Le fait que le groupe soit originaire du Chili, et non pas de Finlande, comme
un grand nombre de hordes suicidaires, n’est d’ailleurs peut-être pas étranger
à cette singularité. A cette liberté également. En 2004, l’incroyable The
Tatterdemalion Express libérait les tentacules d’une musique certes enveloppée
dans un brouillard dépressif, mais dont la capacité à bourgeonner en grappes
atmosphériques lui conférait déjà une identité bien marquée. Quatre ans plus
tard, Draining The Waterheart enrichissait le son du groupe de teintes par
moment franchement progressives, mariage étonnant avec un substrat toujours
aussi tragique.

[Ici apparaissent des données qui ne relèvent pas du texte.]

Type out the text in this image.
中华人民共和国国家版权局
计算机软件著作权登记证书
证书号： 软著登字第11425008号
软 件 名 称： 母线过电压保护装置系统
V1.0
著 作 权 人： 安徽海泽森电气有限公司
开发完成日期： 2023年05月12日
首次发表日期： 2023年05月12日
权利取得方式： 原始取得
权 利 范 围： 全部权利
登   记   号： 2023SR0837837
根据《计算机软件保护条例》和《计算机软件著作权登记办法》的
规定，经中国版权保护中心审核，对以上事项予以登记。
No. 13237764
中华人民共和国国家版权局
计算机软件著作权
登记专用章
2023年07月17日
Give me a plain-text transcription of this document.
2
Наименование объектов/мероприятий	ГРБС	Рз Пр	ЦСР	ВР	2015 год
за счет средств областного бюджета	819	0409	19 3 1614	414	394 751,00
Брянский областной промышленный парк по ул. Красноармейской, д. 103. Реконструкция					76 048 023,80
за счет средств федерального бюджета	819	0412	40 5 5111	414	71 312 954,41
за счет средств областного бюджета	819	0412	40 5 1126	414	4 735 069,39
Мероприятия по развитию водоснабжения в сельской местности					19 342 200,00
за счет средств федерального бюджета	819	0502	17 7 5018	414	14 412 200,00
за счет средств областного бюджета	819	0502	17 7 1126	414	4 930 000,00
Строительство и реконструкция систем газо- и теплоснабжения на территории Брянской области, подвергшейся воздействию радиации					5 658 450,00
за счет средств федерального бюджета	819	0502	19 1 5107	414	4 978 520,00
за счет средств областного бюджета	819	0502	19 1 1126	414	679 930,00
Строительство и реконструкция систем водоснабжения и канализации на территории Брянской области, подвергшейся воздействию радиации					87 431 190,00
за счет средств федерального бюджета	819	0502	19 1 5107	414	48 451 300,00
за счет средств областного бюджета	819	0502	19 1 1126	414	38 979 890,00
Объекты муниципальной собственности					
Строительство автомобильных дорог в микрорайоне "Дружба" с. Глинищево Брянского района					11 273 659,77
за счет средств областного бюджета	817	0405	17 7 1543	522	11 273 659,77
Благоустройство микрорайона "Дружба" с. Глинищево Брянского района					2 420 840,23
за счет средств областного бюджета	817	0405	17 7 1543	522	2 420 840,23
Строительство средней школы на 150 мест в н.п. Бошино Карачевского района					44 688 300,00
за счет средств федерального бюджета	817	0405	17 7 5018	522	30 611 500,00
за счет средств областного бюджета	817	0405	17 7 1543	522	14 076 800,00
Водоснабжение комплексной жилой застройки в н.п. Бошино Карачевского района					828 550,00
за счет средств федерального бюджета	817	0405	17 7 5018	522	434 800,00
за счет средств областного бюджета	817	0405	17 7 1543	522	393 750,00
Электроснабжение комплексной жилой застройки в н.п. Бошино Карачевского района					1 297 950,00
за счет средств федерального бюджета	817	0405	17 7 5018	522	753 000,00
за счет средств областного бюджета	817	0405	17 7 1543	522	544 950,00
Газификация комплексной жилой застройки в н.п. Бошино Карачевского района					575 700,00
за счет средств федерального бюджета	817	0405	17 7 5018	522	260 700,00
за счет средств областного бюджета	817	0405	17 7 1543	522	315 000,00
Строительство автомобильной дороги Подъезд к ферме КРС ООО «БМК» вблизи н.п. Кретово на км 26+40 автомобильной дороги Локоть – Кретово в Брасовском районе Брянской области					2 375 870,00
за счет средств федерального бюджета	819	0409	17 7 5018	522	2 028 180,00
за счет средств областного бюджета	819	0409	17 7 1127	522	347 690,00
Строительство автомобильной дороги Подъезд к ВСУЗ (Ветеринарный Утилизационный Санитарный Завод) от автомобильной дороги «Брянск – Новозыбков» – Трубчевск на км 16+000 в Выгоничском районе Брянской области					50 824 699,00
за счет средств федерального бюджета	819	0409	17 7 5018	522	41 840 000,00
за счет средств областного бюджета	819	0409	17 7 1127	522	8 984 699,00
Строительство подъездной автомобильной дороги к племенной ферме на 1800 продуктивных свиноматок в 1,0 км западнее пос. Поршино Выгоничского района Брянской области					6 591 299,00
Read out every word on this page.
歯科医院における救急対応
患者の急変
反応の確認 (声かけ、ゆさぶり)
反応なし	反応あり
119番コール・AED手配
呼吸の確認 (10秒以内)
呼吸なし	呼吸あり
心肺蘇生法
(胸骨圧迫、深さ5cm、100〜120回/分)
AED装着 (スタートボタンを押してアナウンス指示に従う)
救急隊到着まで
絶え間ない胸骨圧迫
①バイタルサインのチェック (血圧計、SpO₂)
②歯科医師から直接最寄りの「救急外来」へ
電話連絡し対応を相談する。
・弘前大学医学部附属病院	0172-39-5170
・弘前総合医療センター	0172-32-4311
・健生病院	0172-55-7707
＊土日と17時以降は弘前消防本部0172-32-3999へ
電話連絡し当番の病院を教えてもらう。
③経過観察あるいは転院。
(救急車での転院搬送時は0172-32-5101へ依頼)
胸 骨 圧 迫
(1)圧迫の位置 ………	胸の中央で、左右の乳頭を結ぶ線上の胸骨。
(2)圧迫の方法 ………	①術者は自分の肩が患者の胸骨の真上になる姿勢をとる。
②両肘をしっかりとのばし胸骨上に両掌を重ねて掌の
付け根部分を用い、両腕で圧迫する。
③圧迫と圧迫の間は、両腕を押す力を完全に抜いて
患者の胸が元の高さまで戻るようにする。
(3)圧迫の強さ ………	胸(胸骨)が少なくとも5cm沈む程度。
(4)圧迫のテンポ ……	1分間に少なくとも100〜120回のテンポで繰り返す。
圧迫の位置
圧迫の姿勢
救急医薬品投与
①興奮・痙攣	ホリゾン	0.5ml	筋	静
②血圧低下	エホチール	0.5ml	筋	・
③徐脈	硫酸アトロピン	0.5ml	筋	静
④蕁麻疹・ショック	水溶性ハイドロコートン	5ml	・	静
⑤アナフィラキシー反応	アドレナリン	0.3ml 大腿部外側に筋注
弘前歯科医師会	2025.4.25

Streams Inwards, première collaboration des Chiliens avec
Season Of Mist, poursuit l’exploration d’un Doom évolutif et protéiforme qui
n’a plus de funéraire que le nom quand bien même Mar De Grises continuent de
façonner une cathédrale de désespoir. Mais, toujours à sa manière,
atmosphérique, dense et mangeuse d’espace. Ainsi, dès les premières mesures du
poignant "Starmaker", son empreinte est tout de suite reconnaissable,
notamment la toile que tissent les guitares de Sergio et Rodrigo, dont chaque
fil est une note de tristesse infinie.Néanmoins, l’architecture a encore évolué
depuis Draining The Waterheart. Celle-ci se révèle plus aérée, plus mélodique
sans doute aussi. Avec "Shining Human Skin", on constate qu’un gros
travail a été consenti au niveau du chant. Avec maîtrise, Juan Escobar aligne
grognements caverneux et voix claire chargée de regrets et de pardon,
sentiments que soulignent les nombreuses nappes qu’étendent des claviers sur
lesquels s’arc-boutent aussi une bonne partie de l’édifice. Succédant à ces
deux titres assez ramassés, "The Bell And The Solar Gust" s’étire sur
plus de onze minutes; long voyage stellaire aux ambiances multiples mais
toujours désespérées (quel final à vous faire pleurer tous les larmes du
corps). Précédé d’un instrumental de toute beauté, hypnotique et déchirant aux
confins de l’Ambient ("Spectral Ocean"), "Sensing The New
Orbit", plus accessible, ouvre une pause qui s’achève avec la respiration
intimiste "Catatonic North" qu’enténèbre toutefois une gorge
profonde. Car, "Knotted Delirium", parasité par des kystes sonores
étranges, amorce ensuite la descente finale qui atteint les profondeurs de la
mines de charbon lors de la marche funèbre "A Sea Of Dead Comets",
conclusion bouleversante, et malgré tout presque contemplative, d’une spirale
que les thèmes cosmiques n’empêchent jamais de s’abîmer dans un océan tragique
et beau à la fois. Enrichi d’une piste complémentaire, guidée par une chant
féminin à la The Gathering, de plus de neuf minutes qui se coule admirablement
dans le menu originel au point de prétendre en être une pièce à part entière,
Streams Inwards confirme l’inspiration foisonnante de ses auteurs visionnaires
épris d’Absolu qui, tout en conservant leur identité, ne cessent de travailler
leur art. Essentiel ! (2010)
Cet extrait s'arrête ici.